Nobody was prepared for this level of disruption, but unprecedented events often lead to the discovery or development of new operational efficiencies. Extending asset lifespan is now on many managers’ minds. I believe the solution lies in implementing proactive maintenance programs to diagnose issues sooner and avoid progressive engine damage, service costs and downtime.

Every part affects the whole.

Maintenance that is proactive and predictive requires visibility and planning. Every part affects the whole. Any single piece of improperly maintained equipment can cripple the machine itself and possibly an entire operation. Maintaining consistency with pre- and post-trip inspections, and requiring additional asset-specific inspections, can decrease the likelihood of a malfunctioning or broken asset that costs time and money to repair. This includes the simple issues that are often caught at roadside inspections.

To get the most out of your maintenance program, keep an ongoing record of your assets’ service history. This will reveal if there is a recurring issue and can help you forecast potential future maintenance needs based on past performance.

The supply chain crisis also delivered a hard lesson. Unexpected upheavals can occur in any industry at any time. Leaders cannot always rely on regular shipments of new assets, given the uncertainty of an ever-changing economic landscape. Proper asset maintenance can reduce their risk of exposure to these uncertainties.

A modern culture could help combat workforce shortages.

Another major challenge impacting America’s ability to meet supply chain demands is the truck driver shortage. In 2021, the American Trucking Association estimated the current industry shortage to be 80,000 drivers, a number it says could double by 2030.

This shortage comes along with an aging workforce. While the average age of new drivers is 35, the average age of all over-the-road truck drivers is 46, according to a 2019 report from the American Trucking Associations. This means the rate of incoming recruits may not be high enough to offset coming retirees.

A trucker lifestyle is rooted in independence, flexibility, stability and security—which many current drivers are likely to appreciate about the job. However, enticing new drivers requires evangelizing trucking’s long-term opportunities.

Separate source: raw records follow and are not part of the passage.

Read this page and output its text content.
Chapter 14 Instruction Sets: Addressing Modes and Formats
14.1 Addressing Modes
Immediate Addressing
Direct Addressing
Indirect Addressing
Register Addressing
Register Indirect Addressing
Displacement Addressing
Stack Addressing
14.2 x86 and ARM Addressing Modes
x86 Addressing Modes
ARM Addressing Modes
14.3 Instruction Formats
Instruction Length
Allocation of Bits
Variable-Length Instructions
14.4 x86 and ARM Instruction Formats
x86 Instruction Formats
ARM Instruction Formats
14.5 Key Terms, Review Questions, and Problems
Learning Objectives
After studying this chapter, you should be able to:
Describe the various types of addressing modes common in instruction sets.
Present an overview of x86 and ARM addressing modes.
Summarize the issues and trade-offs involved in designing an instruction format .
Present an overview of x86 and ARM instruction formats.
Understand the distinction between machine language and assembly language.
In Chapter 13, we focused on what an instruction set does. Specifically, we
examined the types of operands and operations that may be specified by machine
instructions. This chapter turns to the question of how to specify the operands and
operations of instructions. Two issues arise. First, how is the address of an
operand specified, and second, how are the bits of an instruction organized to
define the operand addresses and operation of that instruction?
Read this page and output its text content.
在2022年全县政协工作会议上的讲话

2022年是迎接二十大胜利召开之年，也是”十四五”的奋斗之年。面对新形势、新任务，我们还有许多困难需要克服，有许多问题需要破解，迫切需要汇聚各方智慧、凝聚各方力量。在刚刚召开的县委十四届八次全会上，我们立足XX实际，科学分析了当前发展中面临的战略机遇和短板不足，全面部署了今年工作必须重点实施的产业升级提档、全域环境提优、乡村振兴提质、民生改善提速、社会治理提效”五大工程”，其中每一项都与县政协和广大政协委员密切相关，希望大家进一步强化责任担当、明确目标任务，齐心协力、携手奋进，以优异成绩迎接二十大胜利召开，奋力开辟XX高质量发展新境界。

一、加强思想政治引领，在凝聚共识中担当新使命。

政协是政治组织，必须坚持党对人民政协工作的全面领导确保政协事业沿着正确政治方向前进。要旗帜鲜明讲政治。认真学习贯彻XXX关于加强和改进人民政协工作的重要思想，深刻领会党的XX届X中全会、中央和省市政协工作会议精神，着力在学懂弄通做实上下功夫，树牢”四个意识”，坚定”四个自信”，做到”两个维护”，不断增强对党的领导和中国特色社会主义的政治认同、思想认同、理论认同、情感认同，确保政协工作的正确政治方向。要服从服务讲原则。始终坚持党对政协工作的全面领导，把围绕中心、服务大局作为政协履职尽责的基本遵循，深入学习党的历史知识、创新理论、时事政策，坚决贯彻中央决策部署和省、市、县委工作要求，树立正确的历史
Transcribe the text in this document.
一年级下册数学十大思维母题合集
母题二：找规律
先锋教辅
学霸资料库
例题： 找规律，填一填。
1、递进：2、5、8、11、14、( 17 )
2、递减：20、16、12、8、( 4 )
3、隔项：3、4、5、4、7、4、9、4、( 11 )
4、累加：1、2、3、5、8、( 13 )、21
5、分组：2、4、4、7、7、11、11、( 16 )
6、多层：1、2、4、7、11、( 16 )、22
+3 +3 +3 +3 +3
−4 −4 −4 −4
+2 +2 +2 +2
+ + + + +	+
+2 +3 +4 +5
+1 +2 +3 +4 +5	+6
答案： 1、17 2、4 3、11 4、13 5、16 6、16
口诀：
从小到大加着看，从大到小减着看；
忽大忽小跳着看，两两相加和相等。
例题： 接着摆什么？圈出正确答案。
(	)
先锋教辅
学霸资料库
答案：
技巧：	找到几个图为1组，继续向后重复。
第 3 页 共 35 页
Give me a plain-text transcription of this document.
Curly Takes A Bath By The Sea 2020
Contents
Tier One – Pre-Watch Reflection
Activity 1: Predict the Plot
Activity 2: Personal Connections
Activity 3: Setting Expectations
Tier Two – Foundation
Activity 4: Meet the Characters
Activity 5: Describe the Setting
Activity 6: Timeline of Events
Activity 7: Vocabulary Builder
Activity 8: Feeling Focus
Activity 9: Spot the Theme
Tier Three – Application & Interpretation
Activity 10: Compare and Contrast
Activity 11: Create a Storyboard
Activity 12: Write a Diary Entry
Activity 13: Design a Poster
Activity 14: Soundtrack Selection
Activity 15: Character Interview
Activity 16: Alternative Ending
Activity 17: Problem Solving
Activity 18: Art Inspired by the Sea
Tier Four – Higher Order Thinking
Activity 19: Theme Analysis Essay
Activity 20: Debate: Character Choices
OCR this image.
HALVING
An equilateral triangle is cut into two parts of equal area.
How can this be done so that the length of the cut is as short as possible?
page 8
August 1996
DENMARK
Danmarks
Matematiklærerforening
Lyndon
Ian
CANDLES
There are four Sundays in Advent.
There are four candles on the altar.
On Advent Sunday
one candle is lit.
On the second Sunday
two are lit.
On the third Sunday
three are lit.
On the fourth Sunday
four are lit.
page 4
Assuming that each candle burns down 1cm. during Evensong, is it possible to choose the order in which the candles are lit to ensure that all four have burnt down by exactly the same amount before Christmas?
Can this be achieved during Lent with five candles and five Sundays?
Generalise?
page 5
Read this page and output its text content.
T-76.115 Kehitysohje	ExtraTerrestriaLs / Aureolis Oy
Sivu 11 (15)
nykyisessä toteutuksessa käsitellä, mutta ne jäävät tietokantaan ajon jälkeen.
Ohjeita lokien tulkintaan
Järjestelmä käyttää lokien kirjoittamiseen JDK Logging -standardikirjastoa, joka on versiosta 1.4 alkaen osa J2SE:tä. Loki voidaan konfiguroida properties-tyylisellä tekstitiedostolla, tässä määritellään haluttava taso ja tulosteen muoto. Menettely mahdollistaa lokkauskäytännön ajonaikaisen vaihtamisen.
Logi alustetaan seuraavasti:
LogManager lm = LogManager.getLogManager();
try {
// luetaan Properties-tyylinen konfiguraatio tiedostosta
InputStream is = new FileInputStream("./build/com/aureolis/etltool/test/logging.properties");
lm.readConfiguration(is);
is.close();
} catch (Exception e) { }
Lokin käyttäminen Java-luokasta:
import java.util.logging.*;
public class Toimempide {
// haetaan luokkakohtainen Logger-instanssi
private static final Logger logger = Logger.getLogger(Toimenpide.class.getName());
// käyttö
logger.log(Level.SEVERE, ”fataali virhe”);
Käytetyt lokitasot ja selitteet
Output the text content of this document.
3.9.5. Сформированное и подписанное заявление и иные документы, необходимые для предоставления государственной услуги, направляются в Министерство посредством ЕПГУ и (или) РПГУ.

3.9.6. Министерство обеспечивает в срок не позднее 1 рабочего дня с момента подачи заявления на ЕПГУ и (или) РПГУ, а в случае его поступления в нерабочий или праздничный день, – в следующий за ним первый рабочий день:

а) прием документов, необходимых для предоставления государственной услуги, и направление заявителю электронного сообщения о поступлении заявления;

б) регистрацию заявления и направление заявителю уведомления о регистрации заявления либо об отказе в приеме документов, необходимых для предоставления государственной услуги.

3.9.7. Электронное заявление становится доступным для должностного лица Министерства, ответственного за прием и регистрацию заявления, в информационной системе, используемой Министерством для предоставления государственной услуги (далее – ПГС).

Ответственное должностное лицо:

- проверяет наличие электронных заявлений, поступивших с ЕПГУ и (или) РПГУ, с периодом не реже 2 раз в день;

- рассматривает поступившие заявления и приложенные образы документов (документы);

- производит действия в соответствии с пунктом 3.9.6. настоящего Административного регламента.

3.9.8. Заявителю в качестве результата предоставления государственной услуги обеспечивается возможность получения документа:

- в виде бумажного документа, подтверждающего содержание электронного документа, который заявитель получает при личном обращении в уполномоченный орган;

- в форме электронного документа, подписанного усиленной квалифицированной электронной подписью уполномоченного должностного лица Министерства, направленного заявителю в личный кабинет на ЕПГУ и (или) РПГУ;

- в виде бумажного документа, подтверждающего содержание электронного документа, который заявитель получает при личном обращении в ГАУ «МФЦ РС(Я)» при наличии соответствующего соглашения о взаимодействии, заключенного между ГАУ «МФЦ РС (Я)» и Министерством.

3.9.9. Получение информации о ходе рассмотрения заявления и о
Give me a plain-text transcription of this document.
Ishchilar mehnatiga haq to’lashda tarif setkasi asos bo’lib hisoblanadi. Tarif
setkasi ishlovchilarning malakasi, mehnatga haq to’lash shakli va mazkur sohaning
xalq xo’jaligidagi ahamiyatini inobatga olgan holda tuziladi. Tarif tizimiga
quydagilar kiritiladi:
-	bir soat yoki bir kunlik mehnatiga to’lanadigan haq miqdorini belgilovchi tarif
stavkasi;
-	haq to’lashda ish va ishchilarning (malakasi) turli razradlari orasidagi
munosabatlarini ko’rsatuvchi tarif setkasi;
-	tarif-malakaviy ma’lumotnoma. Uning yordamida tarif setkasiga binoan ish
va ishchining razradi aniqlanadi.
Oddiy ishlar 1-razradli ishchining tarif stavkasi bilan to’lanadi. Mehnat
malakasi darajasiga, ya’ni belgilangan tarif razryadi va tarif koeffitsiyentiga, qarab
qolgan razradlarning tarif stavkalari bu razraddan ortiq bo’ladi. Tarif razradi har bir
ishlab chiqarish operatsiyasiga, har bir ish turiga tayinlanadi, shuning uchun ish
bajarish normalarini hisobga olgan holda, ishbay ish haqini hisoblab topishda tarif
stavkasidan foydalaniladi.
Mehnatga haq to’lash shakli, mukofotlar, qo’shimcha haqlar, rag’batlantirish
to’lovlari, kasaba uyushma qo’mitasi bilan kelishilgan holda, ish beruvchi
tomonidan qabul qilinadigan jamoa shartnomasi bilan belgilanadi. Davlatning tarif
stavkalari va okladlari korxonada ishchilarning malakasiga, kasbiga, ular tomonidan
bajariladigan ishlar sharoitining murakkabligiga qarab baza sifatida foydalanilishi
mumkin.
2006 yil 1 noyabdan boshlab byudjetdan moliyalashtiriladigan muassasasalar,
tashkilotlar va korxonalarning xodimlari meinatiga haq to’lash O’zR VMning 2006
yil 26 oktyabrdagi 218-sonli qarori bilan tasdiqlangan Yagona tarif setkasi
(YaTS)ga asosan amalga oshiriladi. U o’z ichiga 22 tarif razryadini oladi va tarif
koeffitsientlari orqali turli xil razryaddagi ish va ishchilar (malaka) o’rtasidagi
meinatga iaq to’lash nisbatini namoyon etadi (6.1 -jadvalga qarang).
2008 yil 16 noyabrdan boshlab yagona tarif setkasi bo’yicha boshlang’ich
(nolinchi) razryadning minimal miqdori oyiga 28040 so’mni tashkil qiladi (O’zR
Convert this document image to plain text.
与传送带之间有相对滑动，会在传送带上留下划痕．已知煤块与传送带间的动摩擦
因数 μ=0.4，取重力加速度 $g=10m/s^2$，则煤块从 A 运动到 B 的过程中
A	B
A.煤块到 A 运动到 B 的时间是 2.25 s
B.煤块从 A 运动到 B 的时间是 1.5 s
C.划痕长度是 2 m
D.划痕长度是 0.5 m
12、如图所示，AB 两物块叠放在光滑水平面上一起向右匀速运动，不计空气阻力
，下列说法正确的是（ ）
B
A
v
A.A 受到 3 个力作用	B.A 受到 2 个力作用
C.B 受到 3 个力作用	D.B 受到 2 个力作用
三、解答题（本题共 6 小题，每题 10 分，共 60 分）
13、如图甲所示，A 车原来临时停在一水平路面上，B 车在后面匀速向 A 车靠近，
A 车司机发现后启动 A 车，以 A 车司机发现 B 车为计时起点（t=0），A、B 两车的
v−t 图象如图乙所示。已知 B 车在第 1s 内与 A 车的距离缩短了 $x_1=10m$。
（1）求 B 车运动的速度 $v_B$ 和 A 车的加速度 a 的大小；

Fleet managers should actively work to build a culture that empowers drivers and ensures that safety is a principal value. Operators and managers in the back office should be there to support each and every driver in the fleet. They should focus deeply on communication. Fleet managers should make sure drivers feel supported and recognized. Include them in management decisions where appropriate. As drivers are the ones using technology, processes and protocols, it’s important to keep them in the communication loop.

This open line of communication can be established through radio, messaging apps, phone calls and tablets with the goal of boosting driver morale, celebrating successes and career milestones, and reminding drivers that there is a team of supporters behind them.

Check in with drivers, incentivize them, and remember that the technology at your disposal is more than just a way to ensure regulatory compliance. The industry has access to powerful data from many integrated technologies, but it’s up to fleets to use the technologies they adopt in a way that retains current drivers and attracts new ones.

Knowing that any industry’s greatest asset is its people, leaders should do what they can to create a supportive, modern company culture that entices new and young employees into the market.

What is the path forward for growth?

Economic turmoil concerns both employers and employees. The challenge of maintaining a vibrant long-term economy is that there will be economic downturns and calamities to contend with. Concentrated strategies to lengthen the lifecycle of assets with predictive maintenance, better understand and monitor expenses related to costly materials and create a culture that encourages young recruits during workforce shortages can permit leaders to bolster organization-wide efficiency and maintain operations—especially in the worst of times.